ECLI:NL:HR:2013:BZ6526
Hoge Raad
- Cassatie
- A.J.A. van Dorst
- J.P. Balkema
- W.F. Groos
- J. Wortel
- N. Jörg
- Rechtspraak.nl
Cassatie in het belang der wet betreffende niet-ontvankelijkheid in hoger beroep tegen afwijzing verzoek voorlopige hechtenis
In deze zaak heeft de Hoge Raad op 9 april 2013 uitspraak gedaan in een cassatieprocedure in het belang der wet. De zaak betreft de niet-ontvankelijkheid van de verdachte in zijn hoger beroep tegen de afwijzing van zijn verzoek tot schorsing van de voorlopige hechtenis door het Gerechtshof te 's-Gravenhage. De verdachte was eerder door de Rechtbank te 's-Gravenhage op 13 juli 2007 niet-ontvankelijk verklaard in zijn verzoek tot schorsing van de voorlopige hechtenis. Het Hof oordeelde dat de verdachte, gelet op artikel 406 lid 2 van het Wetboek van Strafvordering, niet-ontvankelijk was in zijn hoger beroep. De Advocaat-Generaal W.H. Vellinga heeft cassatie ingesteld in het belang der wet, met als doel de beschikking van het Hof te vernietigen.

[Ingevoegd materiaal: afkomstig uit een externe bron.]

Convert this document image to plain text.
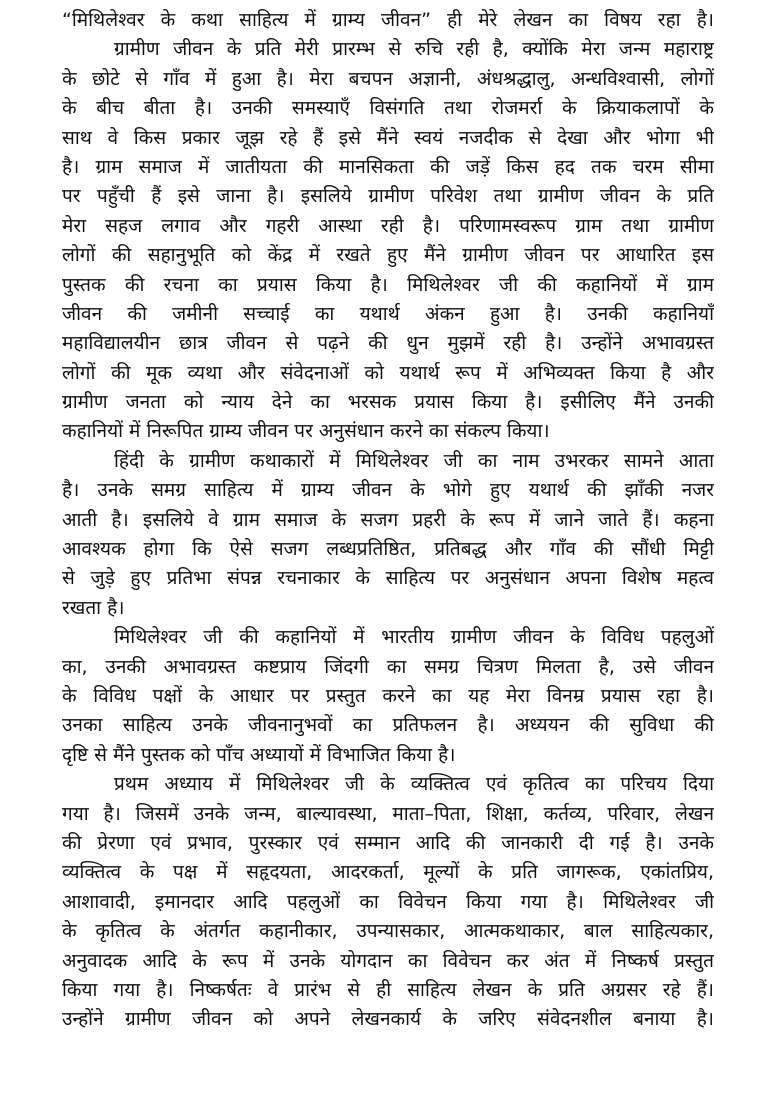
“मिथिलेश्वर के कथा साहित्य में ग्राम्य जीवन” ही मेरे लेखन का विषय रहा है।
ग्रामीण जीवन के प्रति मेरी प्रारम्भ से रुचि रही है, क्योंकि मेरा जन्म महाराष्ट्र
के छोटे से गाँव में हुआ है। मेरा बचपन अज्ञानी, अंधश्रद्धालु, अन्धविश्वासी, लोगों
के बीच बीता है। उनकी समस्याएँ विसंगति तथा रोजमर्रा के क्रियाकलापों के
साथ वे किस प्रकार जूझ रहे हैं इसे मैंने स्वयं नजदीक से देखा और भोगा भी
है। ग्राम समाज में जातीयता की मानसिकता की जड़ें किस हद तक चरम सीमा
पर पहुँची हैं इसे जाना है। इसलिये ग्रामीण परिवेश तथा ग्रामीण जीवन के प्रति
मेरा सहज लगाव और गहरी आस्था रही है। परिणामस्वरूप ग्राम तथा ग्रामीण
लोगों की सहानुभूति को केंद्र में रखते हुए मैंने ग्रामीण जीवन पर आधारित इस
पुस्तक की रचना का प्रयास किया है। मिथिलेश्वर जी की कहानियों में ग्राम
जीवन की जमीनी सच्चाई का यथार्थ अंकन हुआ है। उनकी कहानियाँ
महाविद्यालयीन छात्र जीवन से पढ़ने की धुन मुझमें रही है। उन्होंने अभावग्रस्त
लोगों की मूक व्यथा और संवेदनाओं को यथार्थ रूप में अभिव्यक्त किया है और
ग्रामीण जनता को न्याय देने का भरसक प्रयास किया है। इसीलिए मैंने उनकी
कहानियों में निरूपित ग्राम्य जीवन पर अनुसंधान करने का संकल्प किया।
हिंदी के ग्रामीण कथाकारों में मिथिलेश्वर जी का नाम उभरकर सामने आता
है। उनके समग्र साहित्य में ग्राम्य जीवन के भोगे हुए यथार्थ की झाँकी नजर
आती है। इसलिये वे ग्राम समाज के सजग प्रहरी के रूप में जाने जाते हैं। कहना
आवश्यक होगा कि ऐसे सजग लब्धप्रतिष्ठित, प्रतिबद्ध और गाँव की सौंधी मिट्टी
से जुड़े हुए प्रतिभा संपन्न रचनाकार के साहित्य पर अनुसंधान अपना विशेष महत्व
रखता है।
मिथिलेश्वर जी की कहानियों में भारतीय ग्रामीण जीवन के विविध पहलुओं
का, उनकी अभावग्रस्त कष्टप्राय जिंदगी का समग्र चित्रण मिलता है, उसे जीवन
के विविध पक्षों के आधार पर प्रस्तुत करने का यह मेरा विनम्र प्रयास रहा है।
उनका साहित्य उनके जीवनानुभवों का प्रतिफलन है। अध्ययन की सुविधा की
दृष्टि से मैंने पुस्तक को पाँच अध्यायों में विभाजित किया है।
प्रथम अध्याय में मिथिलेश्वर जी के व्यक्तित्व एवं कृतित्व का परिचय दिया
गया है। जिसमें उनके जन्म, बाल्यावस्था, माता–पिता, शिक्षा, कर्तव्य, परिवार, लेखन
की प्रेरणा एवं प्रभाव, पुरस्कार एवं सम्मान आदि की जानकारी दी गई है। उनके
व्यक्तित्व के पक्ष में सहृदयता, आदरकर्ता, मूल्यों के प्रति जागरूक, एकांतप्रिय,
आशावादी, इमानदार आदि पहलुओं का विवेचन किया गया है। मिथिलेश्वर जी
के कृतित्व के अंतर्गत कहानीकार, उपन्यासकार, आत्मकथाकार, बाल साहित्यकार,
अनुवादक आदि के रूप में उनके योगदान का विवेचन कर अंत में निष्कर्ष प्रस्तुत
किया गया है। निष्कर्षतः वे प्रारंभ से ही साहित्य लेखन के प्रति अग्रसर रहे हैं।
उन्होंने ग्रामीण जीवन को अपने लेखनकार्य के जरिए संवेदनशील बनाया है।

De Hoge Raad heeft de argumenten van de Advocaat-Generaal beoordeeld en geconcludeerd dat het Hof terecht heeft geoordeeld. De Hoge Raad heeft vastgesteld dat de wetgeving, zoals vastgelegd in artikel 406 Sv, bepaalt dat hoger beroep tegen vonnissen die geen einduitspraken zijn, slechts gelijktijdig met dat tegen de einduitspraak is toegelaten. De uitzondering die in artikel 406 lid 2 is opgenomen, is beperkt tot specifieke gevallen, zoals een bevel tot gevangenhouding of de afwijzing van een verzoek tot opheffing van een dergelijk bevel. De Hoge Raad heeft ook opgemerkt dat de bepaling in artikel 87 lid 2 Sv enkel betrekking heeft op afwijzende beslissingen die bij beschikking zijn gegeven, en niet op beslissingen die ter terechtzitting zijn genomen.

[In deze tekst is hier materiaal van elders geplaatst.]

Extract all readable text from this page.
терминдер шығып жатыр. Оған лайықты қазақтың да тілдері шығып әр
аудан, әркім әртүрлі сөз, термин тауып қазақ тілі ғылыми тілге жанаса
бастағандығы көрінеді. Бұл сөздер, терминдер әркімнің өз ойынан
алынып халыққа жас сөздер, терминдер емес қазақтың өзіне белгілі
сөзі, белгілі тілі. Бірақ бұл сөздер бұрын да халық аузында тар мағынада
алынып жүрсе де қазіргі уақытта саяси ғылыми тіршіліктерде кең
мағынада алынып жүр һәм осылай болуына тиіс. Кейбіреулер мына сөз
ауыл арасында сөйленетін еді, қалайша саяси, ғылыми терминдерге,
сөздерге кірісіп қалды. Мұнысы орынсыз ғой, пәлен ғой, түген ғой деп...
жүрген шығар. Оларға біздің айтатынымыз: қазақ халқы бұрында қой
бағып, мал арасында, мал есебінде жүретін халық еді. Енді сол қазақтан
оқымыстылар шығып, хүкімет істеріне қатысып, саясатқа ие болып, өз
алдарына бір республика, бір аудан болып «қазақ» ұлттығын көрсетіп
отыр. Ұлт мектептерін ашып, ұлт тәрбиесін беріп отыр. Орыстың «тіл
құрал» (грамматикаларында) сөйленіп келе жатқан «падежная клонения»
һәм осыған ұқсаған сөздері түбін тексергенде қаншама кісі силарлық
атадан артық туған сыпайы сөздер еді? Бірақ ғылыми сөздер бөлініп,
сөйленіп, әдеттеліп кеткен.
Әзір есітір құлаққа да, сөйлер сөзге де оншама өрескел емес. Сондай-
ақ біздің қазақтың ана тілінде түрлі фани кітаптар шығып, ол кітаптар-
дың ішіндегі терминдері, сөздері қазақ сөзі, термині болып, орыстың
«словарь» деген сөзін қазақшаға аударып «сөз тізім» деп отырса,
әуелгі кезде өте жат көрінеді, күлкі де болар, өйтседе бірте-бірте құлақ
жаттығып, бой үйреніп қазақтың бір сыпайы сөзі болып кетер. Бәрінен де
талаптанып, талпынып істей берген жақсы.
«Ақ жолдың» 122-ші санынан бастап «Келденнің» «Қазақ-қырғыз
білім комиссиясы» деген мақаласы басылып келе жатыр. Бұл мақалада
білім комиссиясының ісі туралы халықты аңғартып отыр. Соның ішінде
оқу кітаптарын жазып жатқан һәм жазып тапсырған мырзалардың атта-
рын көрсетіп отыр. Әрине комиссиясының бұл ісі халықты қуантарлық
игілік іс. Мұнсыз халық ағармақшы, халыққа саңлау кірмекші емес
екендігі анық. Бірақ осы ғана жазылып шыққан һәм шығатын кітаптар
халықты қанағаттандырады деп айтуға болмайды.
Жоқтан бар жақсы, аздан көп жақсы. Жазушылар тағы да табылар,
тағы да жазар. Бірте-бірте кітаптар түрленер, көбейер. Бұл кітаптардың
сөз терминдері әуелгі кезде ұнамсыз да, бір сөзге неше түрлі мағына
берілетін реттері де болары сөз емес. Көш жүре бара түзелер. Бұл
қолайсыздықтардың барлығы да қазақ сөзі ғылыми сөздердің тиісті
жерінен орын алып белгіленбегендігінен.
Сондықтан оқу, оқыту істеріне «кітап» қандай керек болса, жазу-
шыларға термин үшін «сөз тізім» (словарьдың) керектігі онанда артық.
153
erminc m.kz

De Hoge Raad heeft het beroep verworpen en benadrukt dat het openstellen van rechtsmiddelen buiten de rechtsvormende taak van de Hoge Raad valt en aan de wetgever moet worden overgelaten. Dit arrest is gewezen door de vice-president A.J.A. van Dorst en de overige raadsheren, en is openbaar uitgesproken op 9 april 2013.